Add Deployer to your project with composer require deployer/deployer and then unleash the beast with php vendor/bin/dep, which starts the deployment pipeline. To configure the deployment pipeline, you’ll need to create a deploy.php file in the root directory of your project along the lines of:

<?php
require 'recipe/symfony.php';

// Define a server for deployment.
server('prod', $deployHost, $deployPort)
    ->user($deployUser)
    ->forwardAgent()
    ->stage('production')
    ->env('deploy_path', $deployPath); // Define the base path to deploy your project to, e.g. /var/www/awesome/app

// Specify the repository from which to download your project's code.
set('repository', '[email protected]:org/app.git');

To deploy the application, you’ll use the dep command and address the respective stage: dep deploy production. Thats it! Deployer creates the following directory structure on the target server:

/var/www/awesome/app
|--releases
|  |--20160508120631
|--shared
|  |--...
|--current -> /var/www/awesome/app/20160508120631

Configure your webserver to serve from the current symlink and you are all set.

Writing Tasks

Deployer allows to easily define tasks which handle the actual deployment logic. Deployer ships pre-configured tasks tailored to specific frameworks and bundled as receipes. Defining a task and hooking it up in the deploment pipeline is straightforward:

task('database:backup', function () {
    // Your tasks code...
})->desc('Relax, the backup is safe!');

before('database:migrations', 'database:backup');

Deployer also ships with useful functions that are ready to use in your tasks. For example, I use brunch to build frontend assets on the CI server and then upload the built assets to the production server during deployment:

task('deploy:upload-brunch-assets', function() {
    $upload = [
        'web/app.css',
        'web/app.js',
    ];
    foreach ($upload as $path) {
        upload($path, "{{release_path}}/{$path}");
    }
})->desc('Deploy assets built with brunch.');
before('deploy:assets', 'deploy:upload-frontend-assets');

The receipe/symfony.php already defines a database migration task, but the task is not enabled by default. With Deployer and the Symfony receipe, adding the migrations is a breeze by adding the following line to deploy.php:

after('deploy:vendors', 'database:migrate');

Automating and Debugging Deployments

I use Deployer from within GitLab CI, so successful builds are automatically deployed to production. Once properly configured, things typically work, but just in case something goes wrong it’s better to prepare. Luckily, Deployer allows to adjust the level of output verbosity. Running Deployer with dep deploy production -vv stores helpful details in the CI log.

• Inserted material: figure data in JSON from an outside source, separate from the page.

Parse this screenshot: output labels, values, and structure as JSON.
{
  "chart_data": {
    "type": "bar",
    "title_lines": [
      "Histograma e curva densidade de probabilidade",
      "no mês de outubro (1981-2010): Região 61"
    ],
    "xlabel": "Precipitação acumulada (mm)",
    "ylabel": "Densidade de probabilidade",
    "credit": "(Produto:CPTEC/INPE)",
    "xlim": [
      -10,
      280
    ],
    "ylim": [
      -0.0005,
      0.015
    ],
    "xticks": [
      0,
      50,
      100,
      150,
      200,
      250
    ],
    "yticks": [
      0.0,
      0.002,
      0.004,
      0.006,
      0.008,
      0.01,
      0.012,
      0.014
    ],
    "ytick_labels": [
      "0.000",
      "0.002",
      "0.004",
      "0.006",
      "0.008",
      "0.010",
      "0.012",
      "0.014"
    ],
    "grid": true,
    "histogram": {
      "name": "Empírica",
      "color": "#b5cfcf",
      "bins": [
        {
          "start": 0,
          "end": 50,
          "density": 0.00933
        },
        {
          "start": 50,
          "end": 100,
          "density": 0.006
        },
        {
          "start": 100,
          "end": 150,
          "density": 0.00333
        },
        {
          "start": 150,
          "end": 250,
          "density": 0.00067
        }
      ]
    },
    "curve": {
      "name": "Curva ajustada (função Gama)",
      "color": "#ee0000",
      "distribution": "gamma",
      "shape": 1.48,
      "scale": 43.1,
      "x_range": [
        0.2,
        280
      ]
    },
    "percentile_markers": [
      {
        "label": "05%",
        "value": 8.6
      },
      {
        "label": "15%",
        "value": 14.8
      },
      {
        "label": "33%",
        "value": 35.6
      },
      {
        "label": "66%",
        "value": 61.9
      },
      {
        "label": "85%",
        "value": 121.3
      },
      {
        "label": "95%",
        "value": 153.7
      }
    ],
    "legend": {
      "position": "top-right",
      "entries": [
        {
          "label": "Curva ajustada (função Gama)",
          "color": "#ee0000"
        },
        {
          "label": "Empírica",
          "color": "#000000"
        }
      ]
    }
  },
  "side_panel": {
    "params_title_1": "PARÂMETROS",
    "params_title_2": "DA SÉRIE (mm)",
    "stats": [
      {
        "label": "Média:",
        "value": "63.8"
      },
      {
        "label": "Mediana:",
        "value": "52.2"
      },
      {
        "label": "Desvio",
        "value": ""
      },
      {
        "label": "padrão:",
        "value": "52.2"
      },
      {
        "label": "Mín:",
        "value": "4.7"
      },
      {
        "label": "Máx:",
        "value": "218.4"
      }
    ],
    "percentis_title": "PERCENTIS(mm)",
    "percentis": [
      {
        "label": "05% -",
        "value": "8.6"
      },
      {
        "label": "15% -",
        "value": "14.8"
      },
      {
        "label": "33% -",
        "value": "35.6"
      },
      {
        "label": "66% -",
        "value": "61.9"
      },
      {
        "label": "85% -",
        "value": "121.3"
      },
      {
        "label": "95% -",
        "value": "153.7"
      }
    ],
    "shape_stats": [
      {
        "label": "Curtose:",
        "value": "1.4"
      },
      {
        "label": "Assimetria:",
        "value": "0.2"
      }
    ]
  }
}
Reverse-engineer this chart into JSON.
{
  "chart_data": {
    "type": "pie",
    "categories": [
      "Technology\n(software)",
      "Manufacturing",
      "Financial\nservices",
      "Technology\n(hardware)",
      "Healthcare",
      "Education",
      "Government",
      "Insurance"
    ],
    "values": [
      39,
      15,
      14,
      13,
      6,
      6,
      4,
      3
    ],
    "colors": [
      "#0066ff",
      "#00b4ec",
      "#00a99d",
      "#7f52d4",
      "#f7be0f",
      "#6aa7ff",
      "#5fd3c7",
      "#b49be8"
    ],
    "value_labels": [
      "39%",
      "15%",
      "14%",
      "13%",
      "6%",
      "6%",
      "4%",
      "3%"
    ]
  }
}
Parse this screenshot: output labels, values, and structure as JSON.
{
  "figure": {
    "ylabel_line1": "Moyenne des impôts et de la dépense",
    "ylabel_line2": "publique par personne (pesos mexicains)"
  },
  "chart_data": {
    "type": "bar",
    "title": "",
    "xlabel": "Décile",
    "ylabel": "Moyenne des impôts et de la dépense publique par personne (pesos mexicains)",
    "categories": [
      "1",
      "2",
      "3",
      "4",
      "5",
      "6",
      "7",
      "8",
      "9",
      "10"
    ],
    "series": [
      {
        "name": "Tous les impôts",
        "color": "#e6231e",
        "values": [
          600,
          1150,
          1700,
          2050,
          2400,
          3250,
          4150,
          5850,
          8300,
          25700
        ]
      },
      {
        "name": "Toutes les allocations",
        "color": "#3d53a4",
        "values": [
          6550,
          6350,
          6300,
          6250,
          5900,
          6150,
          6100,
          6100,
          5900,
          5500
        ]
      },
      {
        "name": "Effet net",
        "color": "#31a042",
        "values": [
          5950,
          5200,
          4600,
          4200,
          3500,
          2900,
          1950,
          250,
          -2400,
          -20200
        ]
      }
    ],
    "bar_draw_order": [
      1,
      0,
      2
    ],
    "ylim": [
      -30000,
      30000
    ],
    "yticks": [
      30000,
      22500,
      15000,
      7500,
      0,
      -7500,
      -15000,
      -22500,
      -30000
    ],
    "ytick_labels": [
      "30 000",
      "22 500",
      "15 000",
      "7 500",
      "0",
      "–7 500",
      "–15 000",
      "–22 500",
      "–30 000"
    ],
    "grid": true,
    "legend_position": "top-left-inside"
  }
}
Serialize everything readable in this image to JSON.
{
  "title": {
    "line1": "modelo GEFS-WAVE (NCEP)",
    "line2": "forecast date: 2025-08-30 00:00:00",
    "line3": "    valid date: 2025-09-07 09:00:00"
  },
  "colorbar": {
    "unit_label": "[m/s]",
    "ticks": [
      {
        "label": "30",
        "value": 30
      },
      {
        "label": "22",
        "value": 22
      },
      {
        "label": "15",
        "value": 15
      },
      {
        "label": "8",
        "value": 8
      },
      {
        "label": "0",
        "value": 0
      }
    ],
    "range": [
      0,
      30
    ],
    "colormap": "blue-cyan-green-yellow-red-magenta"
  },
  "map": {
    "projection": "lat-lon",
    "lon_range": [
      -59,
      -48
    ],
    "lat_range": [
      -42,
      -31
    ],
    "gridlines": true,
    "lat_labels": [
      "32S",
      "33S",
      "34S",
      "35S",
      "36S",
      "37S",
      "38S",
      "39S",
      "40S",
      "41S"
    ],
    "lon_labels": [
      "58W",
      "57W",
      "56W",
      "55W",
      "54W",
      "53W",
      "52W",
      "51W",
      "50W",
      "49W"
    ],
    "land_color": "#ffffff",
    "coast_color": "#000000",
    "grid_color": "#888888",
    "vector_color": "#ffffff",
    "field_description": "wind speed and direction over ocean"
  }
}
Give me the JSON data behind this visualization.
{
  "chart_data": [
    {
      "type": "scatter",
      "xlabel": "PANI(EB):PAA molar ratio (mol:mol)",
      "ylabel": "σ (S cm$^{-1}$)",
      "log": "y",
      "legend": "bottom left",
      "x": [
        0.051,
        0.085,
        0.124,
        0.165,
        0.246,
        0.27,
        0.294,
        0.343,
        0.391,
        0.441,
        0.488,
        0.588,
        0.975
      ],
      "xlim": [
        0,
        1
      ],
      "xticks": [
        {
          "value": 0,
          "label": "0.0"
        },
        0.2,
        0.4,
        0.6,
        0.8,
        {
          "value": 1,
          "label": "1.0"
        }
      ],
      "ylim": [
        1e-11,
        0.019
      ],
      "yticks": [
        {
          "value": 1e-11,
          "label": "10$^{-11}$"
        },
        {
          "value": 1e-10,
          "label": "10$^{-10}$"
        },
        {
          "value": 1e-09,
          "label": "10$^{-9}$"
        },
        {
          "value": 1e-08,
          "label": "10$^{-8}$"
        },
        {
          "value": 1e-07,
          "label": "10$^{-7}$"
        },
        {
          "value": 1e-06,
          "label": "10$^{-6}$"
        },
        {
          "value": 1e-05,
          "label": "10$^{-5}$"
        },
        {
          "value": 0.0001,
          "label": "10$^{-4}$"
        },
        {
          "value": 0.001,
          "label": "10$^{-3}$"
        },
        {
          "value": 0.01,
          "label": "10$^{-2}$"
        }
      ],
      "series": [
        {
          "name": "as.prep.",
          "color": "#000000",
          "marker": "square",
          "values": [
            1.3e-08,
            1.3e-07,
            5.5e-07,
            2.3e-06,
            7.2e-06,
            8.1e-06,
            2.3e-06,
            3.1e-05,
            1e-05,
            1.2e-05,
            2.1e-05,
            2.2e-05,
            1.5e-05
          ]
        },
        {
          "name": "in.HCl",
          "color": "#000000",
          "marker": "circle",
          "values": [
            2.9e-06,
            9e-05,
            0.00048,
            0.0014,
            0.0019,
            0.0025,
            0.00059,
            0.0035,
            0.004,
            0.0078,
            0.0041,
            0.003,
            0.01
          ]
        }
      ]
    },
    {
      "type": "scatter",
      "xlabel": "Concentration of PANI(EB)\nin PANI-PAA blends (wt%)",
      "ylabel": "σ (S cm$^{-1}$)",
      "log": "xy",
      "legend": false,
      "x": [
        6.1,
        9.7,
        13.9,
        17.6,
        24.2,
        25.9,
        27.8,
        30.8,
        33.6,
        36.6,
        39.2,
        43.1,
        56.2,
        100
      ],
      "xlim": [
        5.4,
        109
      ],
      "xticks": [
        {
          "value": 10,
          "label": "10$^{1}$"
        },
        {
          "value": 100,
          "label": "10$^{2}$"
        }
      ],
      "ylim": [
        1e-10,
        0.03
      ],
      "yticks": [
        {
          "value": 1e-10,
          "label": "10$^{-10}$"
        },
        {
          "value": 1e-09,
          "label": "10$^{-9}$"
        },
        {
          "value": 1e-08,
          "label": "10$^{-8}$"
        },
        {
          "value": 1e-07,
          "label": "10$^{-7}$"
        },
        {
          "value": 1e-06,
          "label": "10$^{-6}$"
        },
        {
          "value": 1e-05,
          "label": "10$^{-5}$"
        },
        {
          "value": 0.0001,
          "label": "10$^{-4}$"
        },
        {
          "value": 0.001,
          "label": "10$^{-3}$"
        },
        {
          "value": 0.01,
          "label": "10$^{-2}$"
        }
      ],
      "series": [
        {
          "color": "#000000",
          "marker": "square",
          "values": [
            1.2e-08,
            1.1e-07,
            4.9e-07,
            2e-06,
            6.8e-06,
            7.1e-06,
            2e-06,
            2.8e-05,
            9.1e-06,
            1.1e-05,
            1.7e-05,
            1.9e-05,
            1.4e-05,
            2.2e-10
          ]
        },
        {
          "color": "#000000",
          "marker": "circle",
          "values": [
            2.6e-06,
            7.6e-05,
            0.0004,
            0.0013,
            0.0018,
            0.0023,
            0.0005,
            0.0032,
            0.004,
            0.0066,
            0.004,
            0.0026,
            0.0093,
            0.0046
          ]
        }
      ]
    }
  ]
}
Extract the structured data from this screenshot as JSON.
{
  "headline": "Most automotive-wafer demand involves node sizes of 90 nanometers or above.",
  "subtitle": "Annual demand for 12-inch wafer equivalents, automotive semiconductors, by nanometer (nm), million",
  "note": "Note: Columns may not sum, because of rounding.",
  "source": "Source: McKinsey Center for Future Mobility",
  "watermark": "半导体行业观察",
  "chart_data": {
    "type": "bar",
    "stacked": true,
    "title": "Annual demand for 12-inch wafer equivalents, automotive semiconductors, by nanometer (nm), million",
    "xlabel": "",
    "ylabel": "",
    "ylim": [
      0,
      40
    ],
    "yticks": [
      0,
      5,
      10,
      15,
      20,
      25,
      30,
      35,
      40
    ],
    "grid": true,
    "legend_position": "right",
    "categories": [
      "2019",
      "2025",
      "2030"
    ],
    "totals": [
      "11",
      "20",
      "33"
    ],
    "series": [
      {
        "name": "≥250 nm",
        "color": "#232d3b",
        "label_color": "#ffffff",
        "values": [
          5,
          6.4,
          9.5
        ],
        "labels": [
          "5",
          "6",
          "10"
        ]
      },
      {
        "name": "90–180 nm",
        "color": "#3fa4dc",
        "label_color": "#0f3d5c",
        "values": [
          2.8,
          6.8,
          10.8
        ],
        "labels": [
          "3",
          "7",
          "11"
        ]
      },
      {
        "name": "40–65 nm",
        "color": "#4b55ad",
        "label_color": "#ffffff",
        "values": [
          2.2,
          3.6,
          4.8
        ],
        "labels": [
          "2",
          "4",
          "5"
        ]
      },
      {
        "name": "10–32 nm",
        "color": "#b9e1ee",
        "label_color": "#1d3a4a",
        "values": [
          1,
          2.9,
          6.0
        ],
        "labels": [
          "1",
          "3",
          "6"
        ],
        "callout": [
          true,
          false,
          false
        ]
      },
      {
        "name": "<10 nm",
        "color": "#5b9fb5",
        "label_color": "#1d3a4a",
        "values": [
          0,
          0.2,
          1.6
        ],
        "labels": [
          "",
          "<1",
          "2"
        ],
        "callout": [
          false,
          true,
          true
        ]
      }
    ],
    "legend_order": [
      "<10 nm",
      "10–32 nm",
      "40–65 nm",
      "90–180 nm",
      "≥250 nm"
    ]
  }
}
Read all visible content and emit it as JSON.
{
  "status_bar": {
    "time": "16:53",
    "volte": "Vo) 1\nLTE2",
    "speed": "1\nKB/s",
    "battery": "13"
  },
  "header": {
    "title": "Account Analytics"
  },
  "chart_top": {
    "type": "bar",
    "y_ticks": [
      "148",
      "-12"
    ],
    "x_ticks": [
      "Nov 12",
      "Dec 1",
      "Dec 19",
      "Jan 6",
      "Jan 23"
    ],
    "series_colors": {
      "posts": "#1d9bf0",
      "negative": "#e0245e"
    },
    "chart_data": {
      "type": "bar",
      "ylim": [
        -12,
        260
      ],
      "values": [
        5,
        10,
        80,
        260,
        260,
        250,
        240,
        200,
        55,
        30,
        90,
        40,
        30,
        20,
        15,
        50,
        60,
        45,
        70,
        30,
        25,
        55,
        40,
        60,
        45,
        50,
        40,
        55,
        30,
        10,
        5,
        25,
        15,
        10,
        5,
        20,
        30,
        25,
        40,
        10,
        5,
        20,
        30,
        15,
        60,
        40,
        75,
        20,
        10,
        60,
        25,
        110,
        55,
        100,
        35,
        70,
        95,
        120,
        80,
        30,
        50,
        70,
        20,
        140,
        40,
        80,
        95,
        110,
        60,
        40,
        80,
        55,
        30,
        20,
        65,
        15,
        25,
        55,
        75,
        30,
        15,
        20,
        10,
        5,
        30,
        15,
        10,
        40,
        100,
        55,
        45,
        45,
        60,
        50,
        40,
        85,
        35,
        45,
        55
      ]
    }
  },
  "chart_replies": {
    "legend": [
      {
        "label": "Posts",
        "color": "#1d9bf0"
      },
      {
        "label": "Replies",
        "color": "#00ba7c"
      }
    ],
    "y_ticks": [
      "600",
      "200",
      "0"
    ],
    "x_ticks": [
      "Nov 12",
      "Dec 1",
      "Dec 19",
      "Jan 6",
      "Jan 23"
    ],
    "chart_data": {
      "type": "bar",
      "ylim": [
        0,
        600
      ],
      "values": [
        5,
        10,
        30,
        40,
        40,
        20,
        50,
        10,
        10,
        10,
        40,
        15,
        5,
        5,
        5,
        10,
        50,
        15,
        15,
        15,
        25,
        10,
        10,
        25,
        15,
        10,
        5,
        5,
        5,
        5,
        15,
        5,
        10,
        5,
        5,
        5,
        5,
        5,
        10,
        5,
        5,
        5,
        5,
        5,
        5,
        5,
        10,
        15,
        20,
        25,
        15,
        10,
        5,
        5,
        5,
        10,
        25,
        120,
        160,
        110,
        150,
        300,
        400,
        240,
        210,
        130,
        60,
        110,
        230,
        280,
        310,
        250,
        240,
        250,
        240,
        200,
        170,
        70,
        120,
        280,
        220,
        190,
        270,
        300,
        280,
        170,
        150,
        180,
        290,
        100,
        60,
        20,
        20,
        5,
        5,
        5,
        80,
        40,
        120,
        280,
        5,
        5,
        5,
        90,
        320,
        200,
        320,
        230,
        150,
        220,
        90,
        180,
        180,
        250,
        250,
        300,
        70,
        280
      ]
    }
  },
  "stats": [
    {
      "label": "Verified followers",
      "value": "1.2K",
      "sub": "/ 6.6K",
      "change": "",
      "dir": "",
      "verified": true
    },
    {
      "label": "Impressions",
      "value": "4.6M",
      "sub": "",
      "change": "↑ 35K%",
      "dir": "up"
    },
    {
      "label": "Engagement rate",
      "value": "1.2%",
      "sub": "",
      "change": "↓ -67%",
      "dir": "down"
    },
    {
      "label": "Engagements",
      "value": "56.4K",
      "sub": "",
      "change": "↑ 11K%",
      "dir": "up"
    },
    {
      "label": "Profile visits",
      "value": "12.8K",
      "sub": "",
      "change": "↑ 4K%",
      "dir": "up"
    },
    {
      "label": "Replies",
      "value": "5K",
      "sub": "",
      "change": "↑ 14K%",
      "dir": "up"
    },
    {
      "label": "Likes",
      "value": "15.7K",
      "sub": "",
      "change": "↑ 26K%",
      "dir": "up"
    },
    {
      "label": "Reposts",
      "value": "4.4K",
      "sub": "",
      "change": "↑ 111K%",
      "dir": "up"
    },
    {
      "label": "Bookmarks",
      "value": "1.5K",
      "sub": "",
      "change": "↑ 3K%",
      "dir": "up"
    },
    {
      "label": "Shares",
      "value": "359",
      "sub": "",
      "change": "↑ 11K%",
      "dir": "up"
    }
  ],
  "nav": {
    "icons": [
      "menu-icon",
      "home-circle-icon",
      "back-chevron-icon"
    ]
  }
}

The .gitlab-ci.yml is configured as follows:

job1:
    stage: deploy
    only:
        - master
    tags:
        - deploy
    script: |
        # [...] install, build and test
        php vendor/bin/dep deploy production -vv
    cache:
        paths:
        	# speed up builds by caching dependencies
            - vendor/
            - node_modules
            - bower_components

Conclusion

Deployer is easy and fun to use. Tailor the provided receipes to your project and enjoy that all deployment-related configuration is stored in a single file. Deployer has a nice and concise syntax for writing tasks and ships a ton of helpful features. Be sure to give it a try!